In the late sixties and early seventies, lots of folks were tuned in on the far out, such as witchcraft, ghosts, the occult, and paranormal investigation. Tonight's movie, for example, is a classic haunted house movie, full of creepy atmosphere, shadows and whispers turning to screams at midnight, and spectral, otherworldly presences up to no good, indeed, in the gothic locale of Blenheim Palace, with familiar genre faces like Roddy MacDowall and Pamela Franklin among the ranks of the mortals setting out to endure a week inside the estate investigating the malevolent spirits who call it home. What really elevates this one above it's standard plot, besides several gripping performances from the cast, is an engaging screenplay full of tense moments by the one and only Richard Matheson, based upon his own novel, Hell House.
Keep your hundred grand, I'd live here for free.
Mr. Deutsch hires a team of experts to spend an entire week inside the fog-enshrouded Belasco House, which has come to be known as "Hell House", and "the Mt. Everest of haunted houses", thanks to the previous failed attempts to do the same that resulted in death, disfigurement, and loss of sanity in all takers save for one: Ben Fischer (Roddy MacDowall), a physical medium who's willing to give it another try for the hundred thousand dollars that Deutsch promises anyone who survives. Also along for the ride are a young spiritual medium named Florence Tanner (Pamela Franklin), and a haughty disbeliever of a psychologist named Dr. Barrett (Clive Revill), who plans to use the seven day experience to disprove the existence of life after death with a bulky machine that will negate rogue electromagnetic energy, which he surmises is the true culprit behind the house's phenomena, and finally, his sexually frustrated wife, Ann (Gayle Hunnicutt), who's thumbing a ride to planet Orgasmo.
Somebody pack Dr. Barrett (Clive Revill) a bibbity, he's having a rough week.
Instantly, Florence believes she's made contact with the restless spirit of Belasco's illegitimate son, Daniel, and the medium is used during readings to manifest physical phenomena like objects moving on their own and as a lightning rod for materializing ethereal presences that float in the air around her hands and face. Fischer, who's seen it all before, remains tight lipped save for several desperate warnings to everybody to vacate the premises at once, while they're still able, as evidenced by the skeptical Barrett's getting beat down with every dangerous object in the room as it hurls at him, unexplainedly.
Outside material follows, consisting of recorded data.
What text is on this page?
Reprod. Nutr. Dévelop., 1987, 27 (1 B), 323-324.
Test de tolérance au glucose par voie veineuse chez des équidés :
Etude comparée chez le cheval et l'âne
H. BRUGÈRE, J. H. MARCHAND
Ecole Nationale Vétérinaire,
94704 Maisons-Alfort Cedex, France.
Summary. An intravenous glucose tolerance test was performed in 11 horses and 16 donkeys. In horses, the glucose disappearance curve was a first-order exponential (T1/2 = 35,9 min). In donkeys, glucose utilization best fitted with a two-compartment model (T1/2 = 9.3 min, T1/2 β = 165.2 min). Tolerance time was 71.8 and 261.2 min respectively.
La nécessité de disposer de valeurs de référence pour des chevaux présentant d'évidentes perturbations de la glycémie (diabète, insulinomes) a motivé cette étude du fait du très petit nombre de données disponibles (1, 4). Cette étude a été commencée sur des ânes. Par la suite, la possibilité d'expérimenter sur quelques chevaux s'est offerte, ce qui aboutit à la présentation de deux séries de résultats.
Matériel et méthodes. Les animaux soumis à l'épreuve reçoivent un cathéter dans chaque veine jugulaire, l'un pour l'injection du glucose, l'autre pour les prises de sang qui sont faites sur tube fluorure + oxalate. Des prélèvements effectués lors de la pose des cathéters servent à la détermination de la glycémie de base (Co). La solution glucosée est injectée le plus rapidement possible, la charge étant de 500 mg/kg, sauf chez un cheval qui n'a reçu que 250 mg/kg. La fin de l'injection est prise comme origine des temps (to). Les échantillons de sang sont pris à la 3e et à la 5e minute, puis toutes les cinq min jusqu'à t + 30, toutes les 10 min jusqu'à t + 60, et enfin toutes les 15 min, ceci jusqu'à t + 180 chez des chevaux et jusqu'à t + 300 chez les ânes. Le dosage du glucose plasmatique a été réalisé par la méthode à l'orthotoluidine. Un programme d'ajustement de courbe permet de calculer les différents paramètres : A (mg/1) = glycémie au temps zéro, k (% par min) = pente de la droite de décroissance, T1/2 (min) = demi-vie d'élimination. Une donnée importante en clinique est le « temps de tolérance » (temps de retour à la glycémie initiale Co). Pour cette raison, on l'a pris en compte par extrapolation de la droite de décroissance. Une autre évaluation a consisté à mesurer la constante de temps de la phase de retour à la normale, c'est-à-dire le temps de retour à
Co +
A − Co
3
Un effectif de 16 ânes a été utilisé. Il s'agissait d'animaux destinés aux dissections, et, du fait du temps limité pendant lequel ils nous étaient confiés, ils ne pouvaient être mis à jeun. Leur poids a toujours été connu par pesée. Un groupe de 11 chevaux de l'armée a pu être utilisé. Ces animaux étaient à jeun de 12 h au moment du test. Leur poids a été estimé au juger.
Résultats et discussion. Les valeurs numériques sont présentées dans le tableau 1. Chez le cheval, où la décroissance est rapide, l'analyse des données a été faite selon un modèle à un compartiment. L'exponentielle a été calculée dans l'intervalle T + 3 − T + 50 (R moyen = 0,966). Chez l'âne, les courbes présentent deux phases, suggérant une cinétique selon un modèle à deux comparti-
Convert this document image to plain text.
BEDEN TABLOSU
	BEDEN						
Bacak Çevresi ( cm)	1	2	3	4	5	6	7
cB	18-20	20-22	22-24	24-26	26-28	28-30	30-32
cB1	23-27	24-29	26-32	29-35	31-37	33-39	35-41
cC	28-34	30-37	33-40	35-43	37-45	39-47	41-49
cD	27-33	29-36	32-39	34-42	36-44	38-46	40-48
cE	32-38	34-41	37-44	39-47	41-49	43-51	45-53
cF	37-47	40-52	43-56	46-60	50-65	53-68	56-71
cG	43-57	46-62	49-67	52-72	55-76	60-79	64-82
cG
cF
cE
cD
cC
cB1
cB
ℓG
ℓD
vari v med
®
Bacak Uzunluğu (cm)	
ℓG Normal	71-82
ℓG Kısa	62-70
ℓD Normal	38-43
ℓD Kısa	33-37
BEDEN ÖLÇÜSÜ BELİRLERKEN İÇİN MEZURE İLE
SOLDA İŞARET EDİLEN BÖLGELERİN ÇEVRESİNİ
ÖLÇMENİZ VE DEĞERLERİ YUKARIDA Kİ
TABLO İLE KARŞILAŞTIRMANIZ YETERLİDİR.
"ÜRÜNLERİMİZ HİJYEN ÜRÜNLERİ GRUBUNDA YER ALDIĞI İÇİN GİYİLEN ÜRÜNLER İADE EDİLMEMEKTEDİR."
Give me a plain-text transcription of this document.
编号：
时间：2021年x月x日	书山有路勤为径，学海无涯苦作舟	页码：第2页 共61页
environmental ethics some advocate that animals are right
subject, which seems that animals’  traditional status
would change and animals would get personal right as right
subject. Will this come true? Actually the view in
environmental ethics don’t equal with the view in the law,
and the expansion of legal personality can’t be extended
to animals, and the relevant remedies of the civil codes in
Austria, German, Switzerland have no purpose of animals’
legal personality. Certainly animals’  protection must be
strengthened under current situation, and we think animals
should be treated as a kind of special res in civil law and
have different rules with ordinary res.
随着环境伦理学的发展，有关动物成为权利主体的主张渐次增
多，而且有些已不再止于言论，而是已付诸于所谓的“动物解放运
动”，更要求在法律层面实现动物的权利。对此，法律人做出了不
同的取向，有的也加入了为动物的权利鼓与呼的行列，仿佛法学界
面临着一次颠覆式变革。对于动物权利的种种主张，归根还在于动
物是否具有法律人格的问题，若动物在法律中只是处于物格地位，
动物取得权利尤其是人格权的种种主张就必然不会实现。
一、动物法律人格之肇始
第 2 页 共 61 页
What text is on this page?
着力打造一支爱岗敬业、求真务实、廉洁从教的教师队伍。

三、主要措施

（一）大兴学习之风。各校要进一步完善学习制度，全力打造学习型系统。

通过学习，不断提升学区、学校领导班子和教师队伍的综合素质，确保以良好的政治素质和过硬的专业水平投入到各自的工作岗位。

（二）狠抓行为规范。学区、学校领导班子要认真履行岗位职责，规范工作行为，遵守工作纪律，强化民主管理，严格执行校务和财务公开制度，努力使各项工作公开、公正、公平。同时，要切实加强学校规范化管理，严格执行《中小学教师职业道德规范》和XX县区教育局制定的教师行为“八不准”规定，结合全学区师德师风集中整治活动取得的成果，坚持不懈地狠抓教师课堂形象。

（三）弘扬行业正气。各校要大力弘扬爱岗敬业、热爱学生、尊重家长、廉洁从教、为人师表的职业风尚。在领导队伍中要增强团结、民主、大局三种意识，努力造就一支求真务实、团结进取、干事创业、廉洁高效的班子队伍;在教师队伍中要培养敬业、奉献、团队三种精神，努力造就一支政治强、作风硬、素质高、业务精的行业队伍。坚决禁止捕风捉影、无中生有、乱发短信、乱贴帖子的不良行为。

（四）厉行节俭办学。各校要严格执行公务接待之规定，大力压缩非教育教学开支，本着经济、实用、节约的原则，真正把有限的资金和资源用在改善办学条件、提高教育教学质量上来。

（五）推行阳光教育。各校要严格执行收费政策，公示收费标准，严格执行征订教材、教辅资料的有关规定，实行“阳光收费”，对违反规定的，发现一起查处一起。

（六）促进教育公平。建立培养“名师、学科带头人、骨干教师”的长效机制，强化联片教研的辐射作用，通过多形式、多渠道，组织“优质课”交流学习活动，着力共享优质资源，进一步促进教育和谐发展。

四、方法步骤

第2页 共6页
While Mrs. B repeatedly throws herself at Ben, her husband hurls accusations at Florence, while malevolently misleading poltergeists serve her up the roughest invisi-rape this side of The Entity, while hurling huge, deadly crucifixes down upon her. After Barrett runs his machine, Ben declares the house is clean, but the psychologist succumbs directly to another psychic attack, leaving only the medium and the new widow to solve the mystery of the homicidal home before they're added to its legendary body count...
"...and the music was soothing, and they all started grooving...yeah yeah yeah yeah yeah!"
Whether you're talking about genre classics like William Castle's House on Haunted Hill(1959), The Haunting (1963), or tonight's entry, or even later things like Rose Red (2002) or John Carpenter's Prince of Darkness (1987), the haunted house premise remains pretty interchangeable. Experts risk life and limb to prove or disprove the existence of ghosts for a great reward. Like I mentioned earlier, it's Matheson's meaty dialog as acted out here by the late great MacDowall, who purveyed fear in his eyes like few actors before or since, in my opinion, and even Franklin, who's always had a beautiful scream for horror movies, I think, that really sets the production apart from the rest. Director Hough, no stranger to the genre himself (Twins of Evil, Escape to Witch Mountain, The Watcher in the Woods, The Incubus, to name just a few), handles the eerie material well, as always. Hell House earns Three Wops, and comes very highly recommended. See it if you dare...
"I'm so excited that I'm experiencing great difficulty in trying to hide it," notes Emeric Belasco (Michael Gough).